O termo “idiopática”, até certo ponto, é um termo errôneo, pois sugere que a etiologia é desconhecida, embora ainda não seja totalmente compreendida. Embora a AIS não pareça estar associada a nenhuma condição específica e seja geralmente observada em adolescentes saudáveis, as pesquisas realizadas até o momento mostram que ela é uma condição complexa na qual fatores genéticos, mecânicos e hormonais estão envolvidos na patogênese.

A AIS afeta de 0,5 a 3% da população. A apresentação ocorre geralmente entre 10 e 18 anos de idade. A proporção de mulheres para homens é de 1:1 para curvas pequenas; 10:1 para curvas maiores que 30 graus. Ela abrange uma gama de gravidade e é relativamente comum. Em suas formas mais brandas, a escoliose pode produzir assimetria isolada do tronco. Curvas muito grandes, maiores que 100 graus, podem causar desfiguração grave e, ocasionalmente, comprometimento cardiopulmonar.

No entanto, a definição acima de escoliose simplifica demais as deformidades da coluna vertebral associadas ao quadro clínico, uma vez que a definição (e o que os pacientes e os pais costumam entender) se refere a um ângulo coronal de cobb maior que 10 graus. Essa definição descreve a curva da coluna vertebral apenas em duas dimensões (curvatura lateral de 10 graus). No entanto, a escoliose é uma deformidade tridimensional. Além da curvatura coronal da coluna vertebral, há uma rotação vertebral segmentar que cria uma “forma de espiral” em vez da “forma de S” que uma radiografia em PA mostra. Essa rotação vertebral na coluna torácica resulta clinicamente em uma corcova torácica e, na coluna lombar/toracolombar, em uma corcova lombar e assimetria na cintura. Os pacientes geralmente se apresentam depois que essas alterações no formato das costas são notadas, seja por eles mesmos ou por um membro da família/amigo.

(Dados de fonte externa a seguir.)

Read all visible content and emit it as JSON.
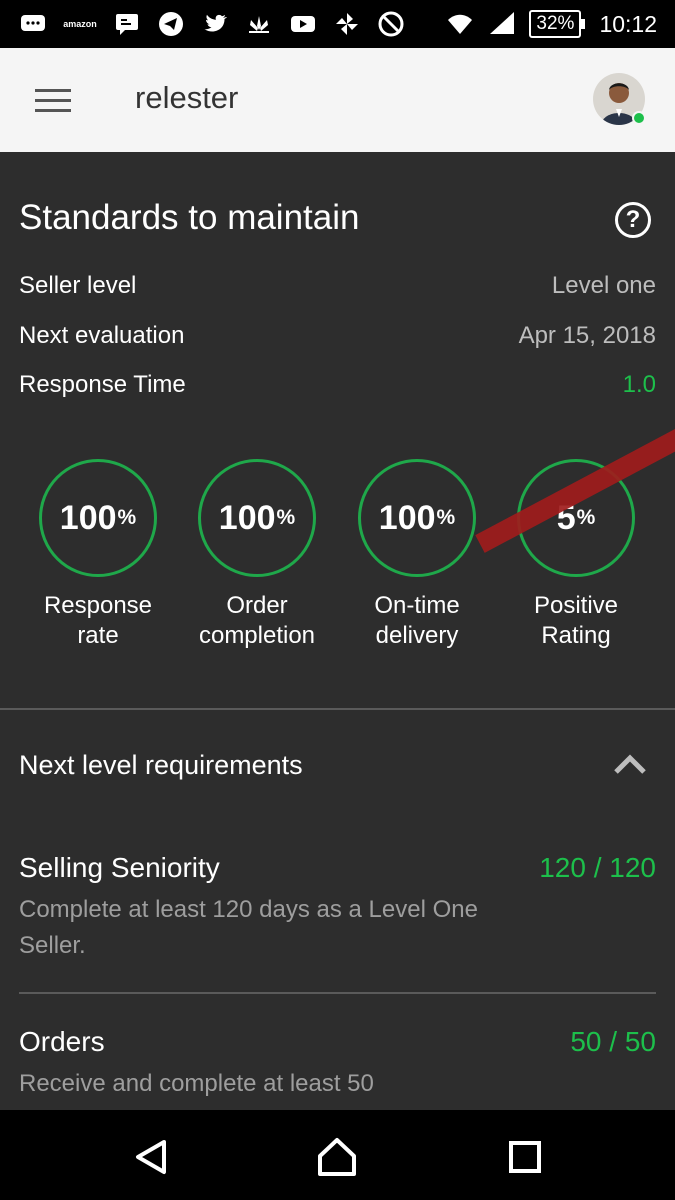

Uma radiografia Posterior Anterior (PA) confirmará o diagnóstico. A curva torácica direita é a mais comum. Curvas do lado esquerdo são observadas, mas não são “típicas” da AIS. Lenke produziu uma classificação abrangente com base em radiografias Posterior-Anterior, lateral e em flexão.

A história natural da AIS varia consideravelmente entre os pacientes e depende da idade de início, do início da menarca, do padrão da curva, da magnitude da curva e da maturidade do esqueleto. Esses fatores determinam a progressão.

Nem todas as curvas de AIS precisam de tratamento. Algumas curvas podem ser consideradas de baixo risco de progressão e/ou causar problemas posteriores. Nessas apresentações clínicas, a observação é necessária até a maturidade esquelética. Algumas curvas podem ser tratadas com órtese, com o objetivo de evitar a progressão da curva em uma magnitude que possa causar problemas posteriores (<45-50 graus). Curvas maiores na apresentação ou aquelas que devem progredir rapidamente para uma magnitude maior (>45-50 graus) geralmente requerem cirurgia.

O objetivo do tratamento cirúrgico na AIS é alcançar e manter uma melhora de longo prazo na deformidade coronal, no equilíbrio sagital e na desrotação axial, minimizando o número de segmentos vertebrais fundidos.

O tratamento cirúrgico da escoliose teve um progresso significativo nas últimas três décadas. As abordagens posteriores se tornaram o padrão ouro para o tratamento da AIS desde o primeiro relato de Harrington na década de 1960. Recentemente, construções de parafusos pediculares mais potentes e versáteis permitiram uma melhor correção da deformidade e resultaram em um número menor de pacientes que necessitam de cirurgia de liberação anterior.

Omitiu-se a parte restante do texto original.